I have been working with the CountVectorizer
class in scikit-learn.
I understand that if used in the manner shown below, the final output will consist of an array containing counts of features, or tokens.
These tokens are extracted from a set of keywords, i.e.
tags = [
"python, tools",
"linux, tools, ubuntu",
"distributed systems, linux, networking, tools",
]
The next step is:
from sklearn.feature_extraction.text import CountVectorizer
vec = CountVectorizer(tokenizer=tokenize)
data = vec.fit_transform(tags).toarray()
print data
Where we get
[[0 0 0 1 1 0]
[0 1 0 0 1 1]
[1 1 1 0 1 0]]
This is fine, but my situation is just a little bit different.
I want to extract the features the same way as above, but I don't want the rows in data
to be the same documents that the features were extracted from.

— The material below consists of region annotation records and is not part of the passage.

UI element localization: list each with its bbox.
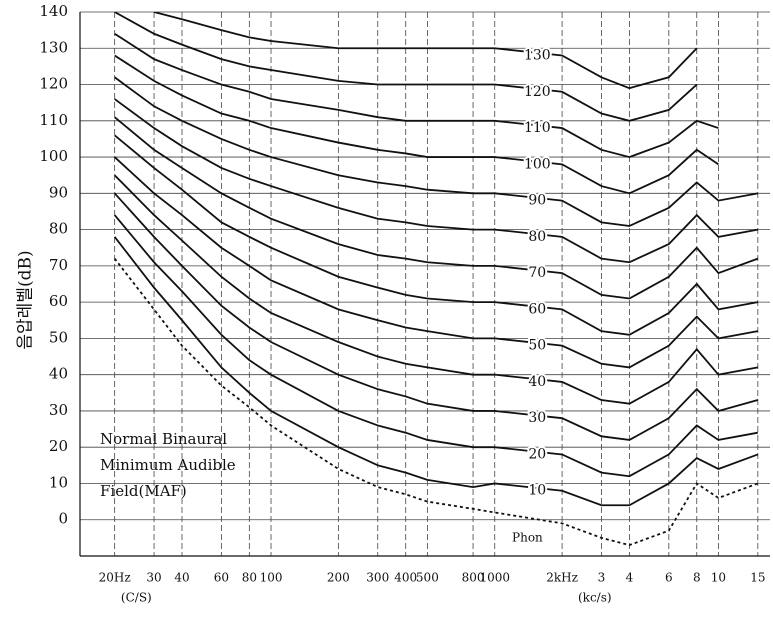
- curve-label: 60: [528, 301, 546, 317]
- x-tick-label: 200: [327, 571, 350, 585]
- x-tick-label: 40: [174, 571, 189, 585]
- x-tick-label: 800: [462, 571, 485, 585]
- y-tick-label: 40: [49, 365, 68, 383]
- phon-curve: [114, 33, 719, 159]
- curve-label: 120: [524, 84, 551, 100]
- x-unit-label: (kc/s): [578, 591, 612, 605]
- x-tick-label: 2kHz: [546, 571, 578, 585]
- x-tick-label: 400: [394, 571, 417, 585]
- y-tick-label: 50: [49, 328, 68, 346]
- y-tick-label: 100: [39, 147, 68, 165]
- maf-curve: [113, 258, 759, 547]
- y-tick-label: 70: [49, 256, 68, 274]
- y-tick-label: 130: [39, 38, 68, 56]
- y-tick-label: 90: [49, 183, 68, 201]
- x-tick-label: 60: [214, 571, 229, 585]
- x-tick-label: 6: [665, 571, 673, 585]
- x-tick-label: 300: [366, 571, 389, 585]
- curve-label: 40: [528, 374, 546, 390]
- x-tick-label: 3: [598, 571, 606, 585]
- x-tick-label: 1000: [479, 571, 510, 585]
- x-tick-label: 15: [750, 571, 765, 585]
- y-axis-label: 음압레벨(dB): [16, 250, 36, 349]
- y-tick-label: 140: [39, 2, 68, 20]
- y-tick-label: 0: [58, 510, 68, 528]
- y-tick-label: 30: [49, 401, 68, 419]
- curve-label: 30: [528, 410, 546, 426]
- curve-label: 100: [524, 156, 551, 172]
- y-tick-label: 10: [49, 473, 68, 491]
- curve-label: 50: [528, 338, 546, 354]
- annotation: Normal Binaural: [100, 430, 227, 448]
- x-unit-label: (C/S): [121, 591, 152, 605]
- x-tick-label: 20Hz: [99, 571, 131, 585]
- curve-label: 20: [528, 446, 546, 462]
- curve-label: 80: [528, 229, 546, 245]
- phon-curve: [114, 76, 759, 227]
- phon-curve: [114, 12, 698, 122]
- unit-label: Phon: [512, 530, 543, 544]
- phon-curve: [114, 134, 759, 336]
- x-tick-label: 4: [626, 571, 634, 585]
- curve-label: 110: [524, 120, 551, 136]
- y-tick-label: 120: [39, 75, 68, 93]
- curve-label: 90: [528, 193, 546, 209]
- phon-curve: [114, 156, 759, 369]
- curve-label: 10: [528, 483, 546, 499]
- y-tick-label: 80: [49, 220, 68, 238]
- phon-curve: [153, 12, 698, 90]
- phon-curve: [113, 236, 759, 507]
- phon-curve: [114, 174, 759, 405]
- y-tick-label: 60: [49, 292, 68, 310]
- x-tick-label: 30: [146, 571, 161, 585]
- x-tick-label: 80: [242, 571, 257, 585]
- y-tick-label: 20: [49, 437, 68, 455]
- curve-label: 130: [524, 48, 551, 64]
- phon-curve: [114, 54, 719, 195]
- x-tick-label: 8: [693, 571, 701, 585]
- phon-curve: [114, 116, 759, 300]
- x-tick-label: 10: [711, 571, 726, 585]
- phon-curve: [114, 98, 759, 264]
- annotation: Field(MAF): [100, 482, 187, 500]
- curve-label: 70: [528, 265, 546, 281]
- phon-curve: [113, 192, 759, 441]
- x-tick-label: 500: [416, 571, 439, 585]
- annotation: Minimum Audible: [100, 456, 236, 474]
- y-tick-label: 110: [39, 111, 68, 129]
- phon-curve: [113, 214, 759, 478]
- x-tick-label: 100: [260, 571, 283, 585]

In other words, how can I get counts of another set of documents, say,
list_of_new_documents = [
["python, chicken"],
["linux, cow, ubuntu"],
["machine learning, bird, fish, pig"]
]
And get:
[[0 0 0 1 0 0]
[0 1 0 0 0 1]
[0 0 0 0 0 0]]
I have read the documentation for the CountVectorizer
class, and came across the vocabulary
argument, which is a mapping of terms to feature indices. I can't seem to get this argument to help me, however.

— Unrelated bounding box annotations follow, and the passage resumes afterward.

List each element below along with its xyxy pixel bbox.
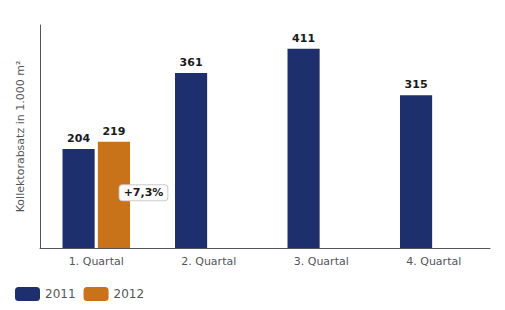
svg-text:204: 204 [67,132,90,145]
svg-text:2011: 2011 [45,287,76,301]
svg-text:411: 411 [292,32,315,45]
svg-text:Kollektorabsatz in 1.000 m²: Kollektorabsatz in 1.000 m² [14,61,27,213]
svg-text:361: 361 [180,56,203,69]
svg-text:4. Quartal: 4. Quartal [406,255,461,268]
svg-text:219: 219 [102,125,125,138]
svg-text:315: 315 [405,78,428,91]
svg-text:2. Quartal: 2. Quartal [181,255,236,268]
svg-text:2012: 2012 [114,287,145,301]
svg-text:+7,3%: +7,3% [124,186,164,199]
svg-text:1. Quartal: 1. Quartal [69,255,124,268]
svg-text:3. Quartal: 3. Quartal [294,255,349,268]
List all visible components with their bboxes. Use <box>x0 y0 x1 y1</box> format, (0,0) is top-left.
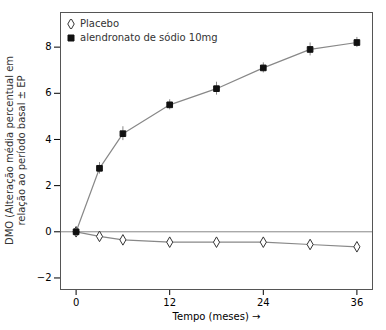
svg-text:8: 8 <box>45 41 51 52</box>
svg-text:Tempo (meses) →: Tempo (meses) → <box>172 311 261 322</box>
svg-text:2: 2 <box>45 180 51 191</box>
svg-text:0: 0 <box>73 297 79 308</box>
html-text:Placebo: Placebo <box>80 18 120 29</box>
svg-text:−2: −2 <box>37 272 52 283</box>
html-text:alendronato de sódio 10mg: alendronato de sódio 10mg <box>80 32 218 43</box>
svg-text:24: 24 <box>257 297 270 308</box>
svg-text:6: 6 <box>45 87 51 98</box>
html-text:DMO (Alteração média percentua: DMO (Alteração média percentual em relaç… <box>4 56 27 245</box>
svg-text:12: 12 <box>163 297 176 308</box>
svg-text:36: 36 <box>351 297 364 308</box>
svg-text:0: 0 <box>45 226 51 237</box>
svg-text:4: 4 <box>45 134 51 145</box>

Any advice is appreciated.
PS: all credit due to Matthias Friedrich's Blog for the example I used above.
You're right that vocabulary
is what you want. It works like this:
>>> cv = sklearn.feature_extraction.text.CountVectorizer(vocabulary=['hot', 'cold', 'old'])

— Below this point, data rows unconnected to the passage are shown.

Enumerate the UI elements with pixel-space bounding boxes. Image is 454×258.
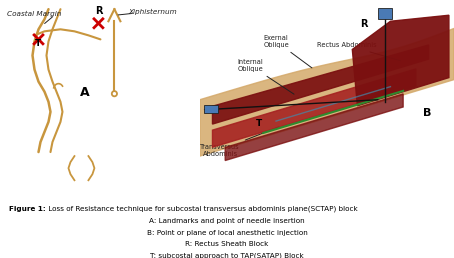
- Polygon shape: [212, 69, 416, 147]
- Text: Rectus Abdominis: Rectus Abdominis: [317, 42, 400, 61]
- Text: Coastal Margin: Coastal Margin: [6, 11, 61, 17]
- Text: Internal
Oblique: Internal Oblique: [238, 59, 294, 94]
- FancyBboxPatch shape: [203, 105, 217, 113]
- Text: A: A: [79, 86, 89, 99]
- Text: T: T: [256, 119, 262, 128]
- Text: Figure 1:: Figure 1:: [9, 206, 46, 212]
- Text: A: Landmarks and point of needle insertion: A: Landmarks and point of needle inserti…: [149, 219, 305, 224]
- Text: B: Point or plane of local anesthetic injection: B: Point or plane of local anesthetic in…: [147, 230, 307, 236]
- Text: R: Rectus Sheath Block: R: Rectus Sheath Block: [185, 241, 269, 247]
- FancyBboxPatch shape: [378, 8, 392, 19]
- Polygon shape: [212, 45, 429, 124]
- Text: R: R: [95, 6, 102, 16]
- Polygon shape: [200, 28, 454, 156]
- Text: Exernal
Oblique: Exernal Oblique: [263, 35, 312, 68]
- Text: Xiphisternum: Xiphisternum: [128, 9, 177, 15]
- Polygon shape: [225, 94, 403, 160]
- Text: T: subcostal approach to TAP(SATAP) Block: T: subcostal approach to TAP(SATAP) Bloc…: [150, 253, 304, 258]
- Text: T: T: [35, 39, 42, 49]
- Text: R: R: [360, 19, 367, 29]
- Text: Loss of Resistance technique for subcostal transversus abdominis plane(SCTAP) bl: Loss of Resistance technique for subcost…: [46, 206, 358, 213]
- Text: B: B: [424, 108, 432, 118]
- Polygon shape: [352, 15, 449, 106]
- Text: Transversus
Abdominis: Transversus Abdominis: [200, 127, 279, 157]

>>> cv.fit_transform(['pease porridge hot', 'pease porridge cold', 'pease porridge in the pot', 'nine days old']).toarray()
array([[1, 0, 0],
[0, 1, 0],
[0, 0, 0],
[0, 0, 1]], dtype=int64)
So you pass it a dict with your desired features as the keys.
If you used CountVectorizer
on one set of documents and then you want to use the set of features from those documents for a new set, use the vocabulary_
attribute of your original CountVectorizer and pass it to the new one. So in your example, you could do
newVec = CountVectorizer(vocabulary=vec.vocabulary_)
to create a new tokenizer using the vocabulary from your first one.